Pick the engine that matches your team's ops muscle and latency SLO — not the one with the most conference talks. A Kafka-native shop with modest windowed aggregates often ships faster on Kafka Streams than on a new Flink cluster.

Typical use cases

  • Real-time analytics — live dashboards, funnel counters, anomaly spikes on payment volume.
  • Fraud and risk — rule engines and ML features scored per transaction before authorization completes.
  • Operational alerting — SLO burn alerts, error-rate thresholds, inventory low-stock triggers.
  • Search and cache sync — CDC-driven index updates instead of full reindex jobs.
  • Materialized views — maintain read-optimized projections for CQRS read sides without polling OLTP.
  • IoT and telemetry — rolling aggregates on sensor feeds with edge ingestion.

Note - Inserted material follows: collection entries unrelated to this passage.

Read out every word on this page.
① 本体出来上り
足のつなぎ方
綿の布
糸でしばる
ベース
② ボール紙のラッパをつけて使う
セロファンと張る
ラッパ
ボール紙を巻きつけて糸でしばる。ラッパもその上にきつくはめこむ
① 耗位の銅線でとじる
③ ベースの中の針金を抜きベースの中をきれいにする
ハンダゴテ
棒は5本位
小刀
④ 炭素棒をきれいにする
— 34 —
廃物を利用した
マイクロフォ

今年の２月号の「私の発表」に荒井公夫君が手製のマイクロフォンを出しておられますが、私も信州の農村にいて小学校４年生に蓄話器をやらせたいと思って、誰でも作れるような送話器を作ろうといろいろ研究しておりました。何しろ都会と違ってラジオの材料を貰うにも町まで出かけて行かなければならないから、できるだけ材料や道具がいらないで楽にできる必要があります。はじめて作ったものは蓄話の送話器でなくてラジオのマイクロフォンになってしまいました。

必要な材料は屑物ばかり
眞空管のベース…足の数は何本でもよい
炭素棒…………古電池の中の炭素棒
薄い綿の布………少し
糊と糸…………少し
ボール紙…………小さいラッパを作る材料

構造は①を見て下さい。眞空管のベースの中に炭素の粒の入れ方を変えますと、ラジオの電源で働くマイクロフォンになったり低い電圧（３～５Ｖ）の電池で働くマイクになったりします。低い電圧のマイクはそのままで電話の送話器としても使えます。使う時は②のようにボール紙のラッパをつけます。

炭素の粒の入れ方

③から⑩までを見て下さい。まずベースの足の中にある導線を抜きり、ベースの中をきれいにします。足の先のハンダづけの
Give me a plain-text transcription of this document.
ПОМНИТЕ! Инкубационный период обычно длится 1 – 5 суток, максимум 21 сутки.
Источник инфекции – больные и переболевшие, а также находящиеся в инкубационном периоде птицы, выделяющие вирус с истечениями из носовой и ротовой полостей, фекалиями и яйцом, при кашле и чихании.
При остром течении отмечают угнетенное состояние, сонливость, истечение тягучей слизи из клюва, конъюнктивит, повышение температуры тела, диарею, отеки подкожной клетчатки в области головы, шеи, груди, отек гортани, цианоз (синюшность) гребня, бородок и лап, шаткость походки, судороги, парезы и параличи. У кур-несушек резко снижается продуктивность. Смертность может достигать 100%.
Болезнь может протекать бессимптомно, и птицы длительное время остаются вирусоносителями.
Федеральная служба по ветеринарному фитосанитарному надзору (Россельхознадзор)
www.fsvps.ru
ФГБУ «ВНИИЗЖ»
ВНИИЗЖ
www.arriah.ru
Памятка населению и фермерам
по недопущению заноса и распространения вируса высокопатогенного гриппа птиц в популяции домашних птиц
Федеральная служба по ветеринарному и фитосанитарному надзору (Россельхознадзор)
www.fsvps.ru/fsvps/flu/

Decision table: stream vs batch

RequirementPrefer streamingPrefer batch
Latency SLO Sub-minute actions or alerts Hourly or daily is acceptable
Data completeness Approximate live view OK Must reconcile 100% of historical rows
Join complexity Enrichment from CDC dimensions Many-way joins across huge history
Correctness tolerance Idempotent sinks; late-data rules documented Single bounded run with audit trail
Team skills Existing Kafka ops and on-call SQL + Airflow maturity, no 24/7 stream on-call
Cost model Always-on compute justified by revenue or risk Spot/preemptible batch cheaper for bursty TB scans

Common mistakes

  • Windowing on processing time for user-facing metrics — shifts spikes to quiet hours when mobile clients sync.
  • No watermark / lateness strategy — either drop legitimate late events or never close windows.
  • Unbounded state — dedup sets and session maps without TTL.
  • Hot keys — one partition at 100% CPU while others idle.
  • Assuming exactly-once everywhere — HTTP webhooks and email sinks are usually at-least-once.
  • Skipping backfill path — stream for live, batch for history; without reconciliation, dashboards disagree with finance.
  • Schema chaos — breaking Avro/Protobuf changes without compatibility checks stall every consumer.

Practitioner checklist

  • Define event-time field, expected p99 lateness, and business tolerance for corrected aggregates.
  • Choose tumbling vs session windows per metric; document key cardinality and hot-key mitigations.
  • Size state: bytes per key × expected keys × replication factor; set RocksDB or remote state backend limits.
  • Configure checkpoints / savepoints and test failover — kill a task during load before launch.
  • Implement idempotent sinks or explicit dedup for at-least-once paths.
  • Monitor consumer lag, watermark lag, and state growth — alert before disk fills.
  • Register schemas with backward-compatible evolution (Schema Registry or equivalent).
  • Plan Lambda architecture: stream for live, batch job to reconcile warehouse totals nightly.

Key takeaways

  • Stream processing computes on unbounded event feeds with low latency; batch still owns complete historical reconciliation.
  • Event time + watermarks are how you get correct windows when data arrives late or out of order.
  • Stateful operators (aggregations, joins, sessions) drive memory, checkpointing, and scaling behavior.
  • Delivery semantics are a pipeline property — design sinks for the guarantee you actually need.
  • Engine choice (Kafka Streams, Flink, Spark, managed) is an ops and latency trade-off, not a purity contest.